Quando a máquina vende para ninguém -

Quando a máquina vende para ninguém

O capitalismo pode estar criando a primeira tecnologia capaz de eliminar não apenas empregos, mas também a si próprio.

O ser humano é, por natureza, um ente em constante evolução e permeado por contradições. Neste exato momento, uma contradição paira sobre o mundo corporativo — talvez uma das mais perigosas na história recente do capitalismo. As empresas investem bilhões em inteligência artificial para substituir pessoas, reduzir custos e ampliar margens. Mas, no meio dessa corrida, uma pergunta ecoa: se a IA eliminar grande parte dos empregos, quem continuará comprando os produtos e serviços dessas mesmas empresas?
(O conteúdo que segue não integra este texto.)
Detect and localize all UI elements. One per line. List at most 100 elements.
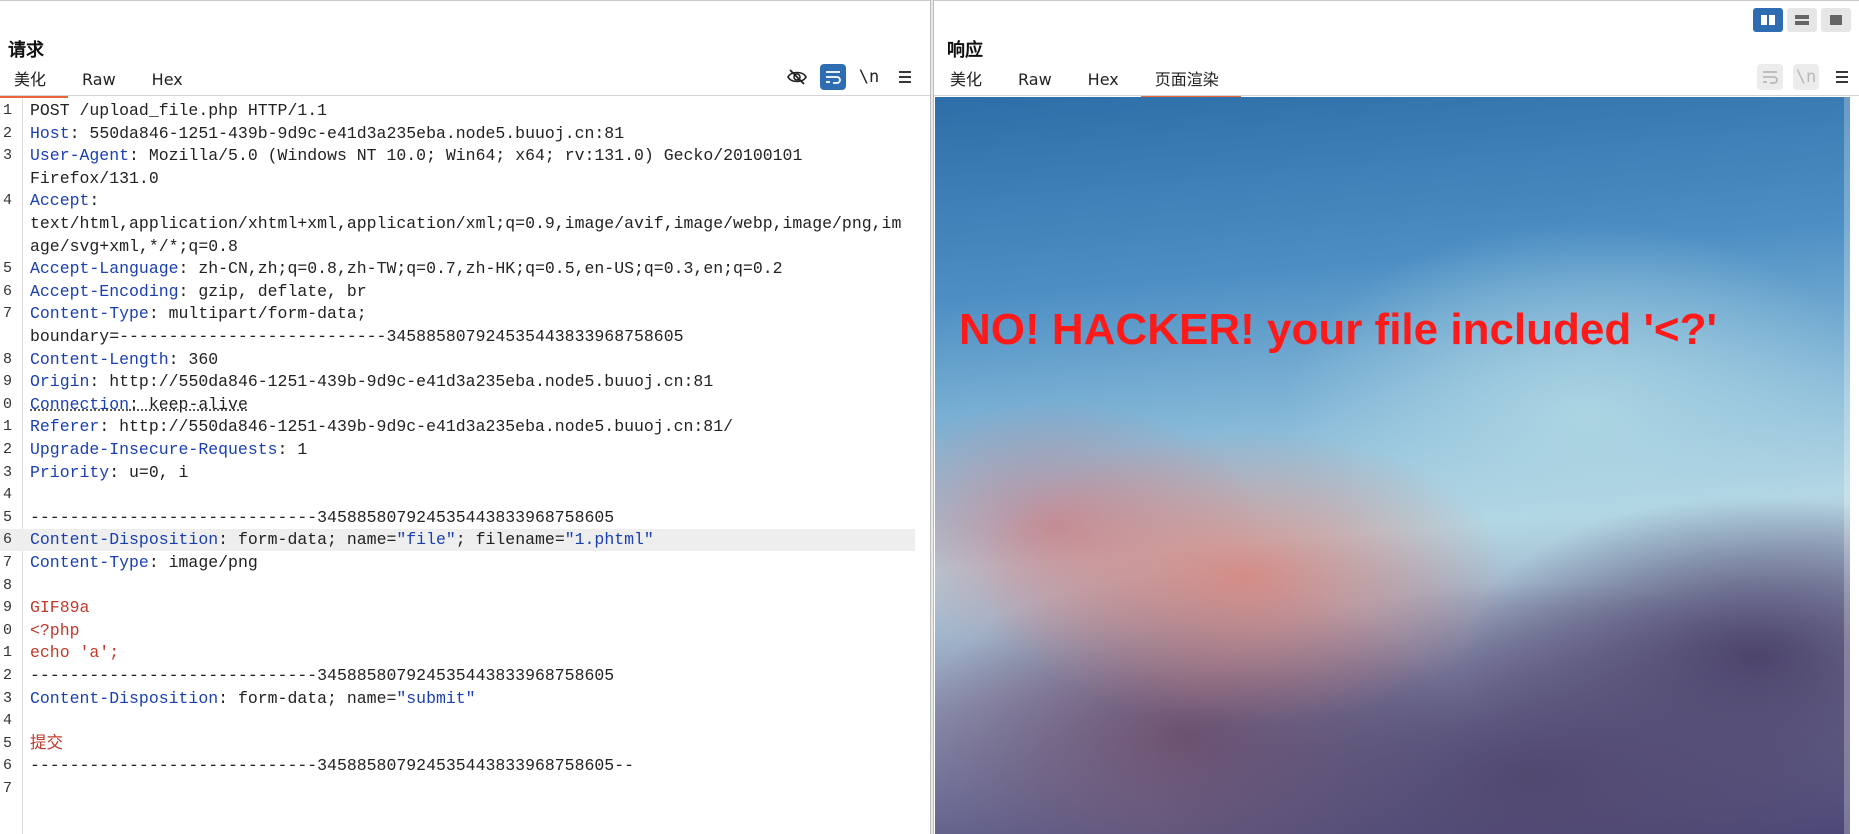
line-text: Content-Type: multipart/form-data;: [30, 303, 367, 325]
line-number: 7: [2, 305, 12, 323]
header-value: : keep-alive: [129, 394, 248, 414]
line-text: Host: 550da846-1251-439b-9d9c-e41d3a235e…: [30, 123, 624, 145]
line-number: 3: [2, 689, 12, 707]
plain-text: -----------------------------34588580792…: [30, 507, 615, 527]
plain-text: text/html,application/xhtml+xml,applicat…: [30, 214, 902, 233]
request-editor[interactable]: 1 POST /upload_file.php HTTP/1.1 2 Host: 55…: [0, 98, 926, 834]
header-value: : http://550da846-1251-439b-9d9c-e41d3a2…: [89, 372, 714, 392]
line-text: echo 'a';: [30, 642, 119, 664]
line-text: Referer: http://550da846-1251-439b-9d9c-…: [30, 416, 733, 438]
response-tab-raw[interactable]: Raw: [1004, 66, 1074, 94]
header-name: Priority: [30, 462, 110, 482]
code-line: boundary=---------------------------3458…: [0, 326, 926, 348]
header-value: ; filename=: [455, 530, 565, 550]
header-value: : 1: [277, 440, 308, 459]
code-line: age/svg+xml,*/*;q=0.8: [0, 236, 926, 258]
code-line: 4 Accept:: [0, 190, 926, 212]
line-number: 8: [2, 350, 12, 368]
header-value: : image/png: [148, 553, 258, 572]
line-text: Accept-Encoding: gzip, deflate, br: [30, 281, 367, 303]
response-tab-hex[interactable]: Hex: [1074, 66, 1141, 94]
line-number: 3: [2, 463, 12, 481]
eye-off-icon[interactable]: [784, 64, 810, 90]
code-line: 5 Accept-Language: zh-CN,zh;q=0.8,zh-TW;q…: [0, 258, 926, 280]
menu-icon[interactable]: [892, 64, 918, 90]
plain-text: age/svg+xml,*/*;q=0.8: [30, 236, 238, 256]
response-tabs: 美化 Raw Hex 页面渲染: [936, 66, 1241, 98]
response-tab-render[interactable]: 页面渲染: [1140, 66, 1241, 98]
code-line: 6 -----------------------------3458858079…: [0, 755, 926, 777]
menu-icon[interactable]: [1829, 64, 1855, 90]
response-tab-pretty[interactable]: 美化: [936, 66, 1004, 94]
code-line: 3 Content-Disposition: form-data; name="s…: [0, 688, 926, 710]
header-name: Connection: [30, 394, 130, 414]
request-tab-raw[interactable]: Raw: [68, 66, 138, 94]
line-number: 2: [2, 667, 12, 684]
code-line: 0 <?php: [0, 620, 926, 642]
wrap-icon[interactable]: [820, 64, 846, 90]
code-line: 2 Upgrade-Insecure-Requests: 1: [0, 439, 926, 461]
header-name: Content-Disposition: [30, 688, 219, 708]
line-number: 4: [2, 192, 12, 210]
newline-toggle[interactable]: \n: [1793, 64, 1819, 90]
line-text: Priority: u=0, i: [30, 462, 188, 484]
header-value: : http://550da846-1251-439b-9d9c-e41d3a2…: [99, 417, 734, 437]
line-text: -----------------------------34588580792…: [30, 665, 614, 687]
request-toolbar: \n: [784, 64, 918, 90]
code-line: 7: [0, 778, 926, 800]
line-number: 4: [2, 712, 12, 730]
render-scrollbar[interactable]: [1844, 97, 1850, 834]
header-name: Content-Type: [30, 304, 149, 324]
line-text: Content-Disposition: form-data; name="su…: [30, 688, 476, 710]
code-line: 6 Accept-Encoding: gzip, deflate, br: [0, 281, 926, 303]
header-name: Accept-Language: [30, 259, 179, 279]
header-value: : multipart/form-data;: [148, 304, 367, 324]
line-text: -----------------------------34588580792…: [30, 755, 634, 777]
body-payload-text: <?php: [30, 620, 80, 640]
line-text: Accept:: [30, 190, 99, 212]
header-name: Host: [30, 123, 70, 143]
response-title: 响应: [947, 40, 983, 61]
rendered-page-view[interactable]: NO! HACKER! your file included '<?': [935, 97, 1850, 834]
code-line: text/html,application/xhtml+xml,applicat…: [0, 213, 926, 235]
line-text: <?php: [30, 620, 80, 642]
line-number: 5: [2, 508, 12, 526]
line-number: 1: [2, 102, 12, 119]
line-text: text/html,application/xhtml+xml,applicat…: [30, 213, 901, 235]
param-string: "1.phtml": [564, 530, 654, 550]
line-text: Content-Disposition: form-data; name="fi…: [30, 529, 654, 551]
line-number: 2: [2, 124, 12, 142]
line-text: User-Agent: Mozilla/5.0 (Windows NT 10.0…: [30, 145, 802, 167]
plain-text: -----------------------------34588580792…: [30, 756, 634, 776]
header-value: :: [89, 191, 100, 211]
request-tab-hex[interactable]: Hex: [138, 66, 205, 94]
line-text: Content-Length: 360: [30, 349, 218, 371]
line-number: 2: [2, 441, 12, 458]
header-name: Referer: [30, 417, 100, 437]
header-value: : 550da846-1251-439b-9d9c-e41d3a235eba.n…: [69, 123, 625, 143]
param-string: "file": [396, 530, 456, 550]
header-value: : Mozilla/5.0 (Windows NT 10.0; Win64; x…: [129, 146, 803, 166]
line-number: 9: [2, 373, 12, 391]
tab-divider: [0, 95, 930, 96]
code-line: 1 Referer: http://550da846-1251-439b-9d9c…: [0, 416, 926, 438]
header-name: Upgrade-Insecure-Requests: [30, 440, 278, 459]
line-number: 7: [2, 554, 12, 571]
code-line: 8 Content-Length: 360: [0, 349, 926, 371]
header-value: : form-data; name=: [218, 530, 397, 550]
header-name: Content-Type: [30, 553, 149, 572]
request-tab-pretty[interactable]: 美化: [0, 66, 69, 98]
code-line: 9 GIF89a: [0, 597, 926, 619]
code-line: 2 Host: 550da846-1251-439b-9d9c-e41d3a235…: [0, 123, 926, 145]
header-name: Origin: [30, 372, 90, 392]
header-value: : gzip, deflate, br: [178, 281, 367, 301]
header-name: User-Agent: [30, 146, 130, 166]
code-line: 8: [0, 575, 926, 597]
line-number: 7: [2, 780, 12, 797]
header-value: : zh-CN,zh;q=0.8,zh-TW;q=0.7,zh-HK;q=0.5…: [178, 259, 783, 279]
wrap-icon[interactable]: [1757, 64, 1783, 90]
body-payload-text: GIF89a: [30, 598, 90, 618]
line-number: 4: [2, 486, 12, 504]
tab-divider: [934, 95, 1859, 96]
newline-toggle[interactable]: \n: [856, 64, 882, 90]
Desde o século XIX, a cada salto tecnológico surge o temor de que as máquinas acabem com o trabalho humano. Foi assim na Revolução Industrial, na mecanização das linhas de montagem e, mais tarde, na automação das fábricas. Em 1930, o economista John Maynard Keynes já falava em “desemprego tecnológico”, alertando para o risco de a tecnologia avançar mais rápido do que a capacidade da economia de criar novas ocupações.

Até aqui, o capitalismo sempre encontrou formas de absorver os impactos. Profissões desapareceram, mas outras surgiram. O problema é que a inteligência artificial parece diferente. Pela primeira vez, não estamos falando apenas da substituição do esforço físico, mas também da automação de capacidades cognitivas. Textos, diagnósticos, programação, atendimento, análise financeira, marketing, projetos técnicos: a IA começa a avançar justamente sobre funções que sustentam a renda da classe média global.

O estudo recente “The AI Layoff Trap”, publicado na plataforma arXiv, descreve o fenômeno como uma “armadilha de demissões”. Segundo os pesquisadores Brett Hemenway Falk e Gerry Tsoukalas, as empresas entram numa corrida competitiva para automatizar tarefas porque isso faz sentido econômico. O problema é que, ao substituir trabalhadores em massa, o próprio mercado consumidor começa a encolher. A empresa reduz custos, mas também ajuda a destruir a demanda que mantém o sistema funcionando. 

Os números explicam a inquietação. Estudos mostram retração em mercados de trabalho digitais expostos diretamente aos modelos generativos. Ao mesmo tempo, cresce o debate sobre um possível “efeito China” da IA: ganhos gigantescos de produtividade concentrados em poucas empresas e forte pressão sobre salários intermediários.

No Aftermarket Automotivo, essa discussão parece distante — mas, talvez não esteja. Oficinas, distribuidores e varejistas ainda dependem intensamente da confiança humana, da experiência prática e do relacionamento. Porém, a cadeia já começa a sentir a pressão da automação em atendimento, diagnóstico remoto, gestão de estoque, precificação e vendas digitais.

É fato que nenhum algoritmo troca amortecedor, sente vibração em suspensão ou conquista fidelidade no balcão sozinho. A reposição continua sendo uma economia profundamente sustentada por pessoas. Só que essas pessoas precisam ter renda – e é exatamente aí que o debate chega ao aftermarket.

Talvez o maior risco da IA não seja tecnológico. Seja econômico. Uma sociedade em que apenas máquinas trabalham pode ser extremamente eficiente nos balanços trimestrais, mas desastrosamente vazia nos caixas das próprias empresas. Há uma ironia quase brutal nisso: o capitalismo pode estar criando a primeira tecnologia capaz de eliminar não apenas empregos, mas também a si próprio.